1. The server sends the digital certificate to the browser
2. The browser uses the digital certificate of the CA built into the operating system to obtain the public key of the CA
3. The browser verifies the digital certificate of the www.helloworld.net with the CA public key
4. Specifically, the browser uses the CA public key to decrypt the signature in helloworld's digital certificate to obtain a digest D1
5. The browser calculates the digest D2 of the certificate based on the digest algorithm in the helloworld digital certificate
6. Compare whether D1 and D2 are equal.
7. If not, the certificate is dropped
8. If equal, the certificate validation passed.

• Negotiate a symmetric encryption key phase
• The browser verifies the digital certificate after it is passed

1. The browser gets the public key in the digital certificate, which is the public key of the www.helloworld.net website
2. After the browser has the public key of the website, it encrypts the key S with the public key, and sends the ciphertext after encryption to the server
3. After the server receives the ciphertext, it decrypts it with its own private key to obtain the key S
4. After that, the browser, the server and the two sides use the key S for symmetric encrypted communication.

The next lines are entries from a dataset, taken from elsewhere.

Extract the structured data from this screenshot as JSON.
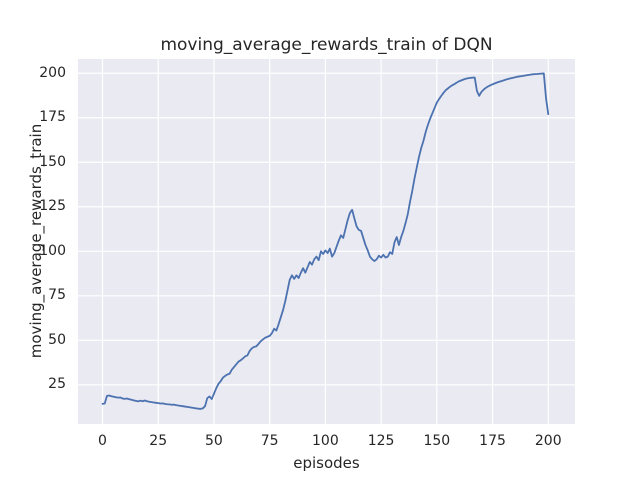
{
  "chart_data": {
    "type": "line",
    "title": "moving_average_rewards_train of DQN",
    "xlabel": "episodes",
    "ylabel": "moving_average_rewards_train",
    "xlim": [
      -11,
      212
    ],
    "ylim": [
      3,
      208
    ],
    "xticks": [
      0,
      25,
      50,
      75,
      100,
      125,
      150,
      175,
      200
    ],
    "yticks": [
      25,
      50,
      75,
      100,
      125,
      150,
      175,
      200
    ],
    "grid": true,
    "legend": null,
    "colors": {
      "line": "#4c72b0",
      "plot_background": "#eaeaf2",
      "gridline": "#ffffff",
      "text": "#262626",
      "figure_background": "#ffffff"
    },
    "series": [
      {
        "name": "moving_average_rewards_train",
        "x": [
          0,
          1,
          2,
          3,
          4,
          5,
          6,
          7,
          8,
          9,
          10,
          11,
          12,
          13,
          14,
          15,
          16,
          17,
          18,
          19,
          20,
          21,
          22,
          23,
          24,
          25,
          26,
          27,
          28,
          29,
          30,
          31,
          32,
          33,
          34,
          35,
          36,
          37,
          38,
          39,
          40,
          41,
          42,
          43,
          44,
          45,
          46,
          47,
          48,
          49,
          50,
          51,
          52,
          53,
          54,
          55,
          56,
          57,
          58,
          59,
          60,
          61,
          62,
          63,
          64,
          65,
          66,
          67,
          68,
          69,
          70,
          71,
          72,
          73,
          74,
          75,
          76,
          77,
          78,
          79,
          80,
          81,
          82,
          83,
          84,
          85,
          86,
          87,
          88,
          89,
          90,
          91,
          92,
          93,
          94,
          95,
          96,
          97,
          98,
          99,
          100,
          101,
          102,
          103,
          104,
          105,
          106,
          107,
          108,
          109,
          110,
          111,
          112,
          113,
          114,
          115,
          116,
          117,
          118,
          119,
          120,
          121,
          122,
          123,
          124,
          125,
          126,
          127,
          128,
          129,
          130,
          131,
          132,
          133,
          134,
          135,
          136,
          137,
          138,
          139,
          140,
          141,
          142,
          143,
          144,
          145,
          146,
          147,
          148,
          149,
          150,
          151,
          152,
          153,
          154,
          155,
          156,
          157,
          158,
          159,
          160,
          161,
          162,
          163,
          164,
          165,
          166,
          167,
          168,
          169,
          170,
          171,
          172,
          173,
          174,
          175,
          176,
          177,
          178,
          179,
          180,
          181,
          182,
          183,
          184,
          185,
          186,
          187,
          188,
          189,
          190,
          191,
          192,
          193,
          194,
          195,
          196,
          197,
          198,
          199,
          200
        ],
        "y": [
          14.3,
          14.5,
          18.8,
          19,
          18.6,
          18.3,
          18,
          17.8,
          17.9,
          17.3,
          17.1,
          17.3,
          16.9,
          16.6,
          16.3,
          16,
          15.7,
          16.1,
          15.8,
          16.2,
          15.8,
          15.5,
          15.3,
          15.1,
          14.9,
          14.7,
          14.5,
          14.6,
          14.3,
          14.1,
          14,
          13.8,
          13.9,
          13.6,
          13.4,
          13.2,
          13,
          12.8,
          12.6,
          12.4,
          12.2,
          12,
          11.8,
          11.6,
          11.5,
          11.8,
          13,
          17.5,
          18.5,
          17,
          20,
          23,
          25.5,
          27,
          29,
          30,
          30.8,
          31.2,
          33.5,
          35,
          36.5,
          38,
          38.8,
          39.8,
          41,
          41.5,
          44,
          45.5,
          46.3,
          46.6,
          48,
          49.5,
          50.5,
          51.5,
          52,
          52.5,
          54,
          56.5,
          55.5,
          59,
          63,
          67,
          72,
          78,
          84,
          86.5,
          84.5,
          86.5,
          85,
          88,
          90.5,
          88,
          91,
          94,
          92.5,
          95.5,
          97,
          95,
          100,
          98.5,
          100.5,
          99,
          101.5,
          97,
          99,
          102.5,
          106,
          109,
          107.5,
          112.5,
          117.5,
          121.5,
          123.3,
          118.5,
          114,
          112,
          111.5,
          107.5,
          103.5,
          100.5,
          97,
          95.5,
          94.5,
          95.5,
          97.5,
          96.5,
          98,
          96.5,
          97,
          99.5,
          98.5,
          105,
          108,
          103.5,
          108,
          111.5,
          116,
          121,
          128,
          134,
          141,
          147,
          153,
          158,
          162,
          167,
          171,
          174.5,
          177.5,
          180.5,
          183.5,
          185.5,
          187.3,
          189,
          190.5,
          191.5,
          192.5,
          193.3,
          194,
          194.8,
          195.5,
          196,
          196.5,
          196.9,
          197.2,
          197.4,
          197.5,
          197.6,
          190,
          187.3,
          189.5,
          190.8,
          191.8,
          192.6,
          193.2,
          193.8,
          194.3,
          194.8,
          195.2,
          195.6,
          196,
          196.4,
          196.8,
          197.1,
          197.4,
          197.7,
          198,
          198.2,
          198.4,
          198.6,
          198.8,
          199,
          199.2,
          199.4,
          199.5,
          199.6,
          199.7,
          199.8,
          199.9,
          186,
          177
        ]
      }
    ]
  }
}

After terminating the story, it was finally finished, and it took a whole day

There are so many processes, in fact, it is very simple to grasp a few key questions, essentially two people, how to communicate safely and efficiently

Let's briefly summarize again, using a question-and-answer approach, I think it's better

Question 1: How to do Xiaoming and Xiaohua communicate securely?

A: By encryption

Question 2: Which encryption method is more efficient to communicate?

A: Symmetric encryption

Because, one-way encryption, there is no way to decrypt, no

Asymmetric encryption, too slow, and no

Only symmetric encryption, fast

Question 3: How can the key S be transmitted securely using symmetric encryption?

Answer: Xiaohua uses Bob's public key to encrypt the key S and pass it to Bob

Bob decrypts it with his private key

Question 4: How does Bob securely transmit his public key to Xiaohua?

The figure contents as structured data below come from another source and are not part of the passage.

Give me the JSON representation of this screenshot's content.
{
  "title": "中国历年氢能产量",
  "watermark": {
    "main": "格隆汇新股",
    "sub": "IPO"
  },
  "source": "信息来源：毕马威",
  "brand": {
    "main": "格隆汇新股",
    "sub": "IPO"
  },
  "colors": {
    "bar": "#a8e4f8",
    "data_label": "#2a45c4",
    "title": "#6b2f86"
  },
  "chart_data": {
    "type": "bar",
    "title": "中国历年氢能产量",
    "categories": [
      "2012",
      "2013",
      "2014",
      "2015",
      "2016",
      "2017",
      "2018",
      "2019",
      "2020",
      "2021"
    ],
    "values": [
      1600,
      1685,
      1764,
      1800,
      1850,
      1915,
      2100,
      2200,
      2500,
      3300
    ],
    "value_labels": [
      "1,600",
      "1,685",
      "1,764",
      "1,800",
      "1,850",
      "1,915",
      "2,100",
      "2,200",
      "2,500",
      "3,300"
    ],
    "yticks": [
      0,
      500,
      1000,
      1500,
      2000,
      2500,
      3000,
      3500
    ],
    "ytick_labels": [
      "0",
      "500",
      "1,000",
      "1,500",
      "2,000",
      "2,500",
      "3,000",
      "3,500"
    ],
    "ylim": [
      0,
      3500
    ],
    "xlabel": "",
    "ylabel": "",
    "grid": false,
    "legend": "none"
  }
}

A: Use digital certificates

Specifically, Bob applies to the CA for a digital certificate of his own and puts his public key in the certificate

Bob sends the digital certificate to Xiaohua

Question 5: How does Xiaohua verify the authenticity of digital certificates?

Answer: Xiaohua uses the digital certificate of the CA built into the operating system to obtain the public key of the CA, and uses the public key of the CA to verify and sign the digital certificate

The signature verification is passed, indicating that the digital certificate is genuine.

The above questions, I hope readers ask themselves more, if it is themselves, how should they solve this problem.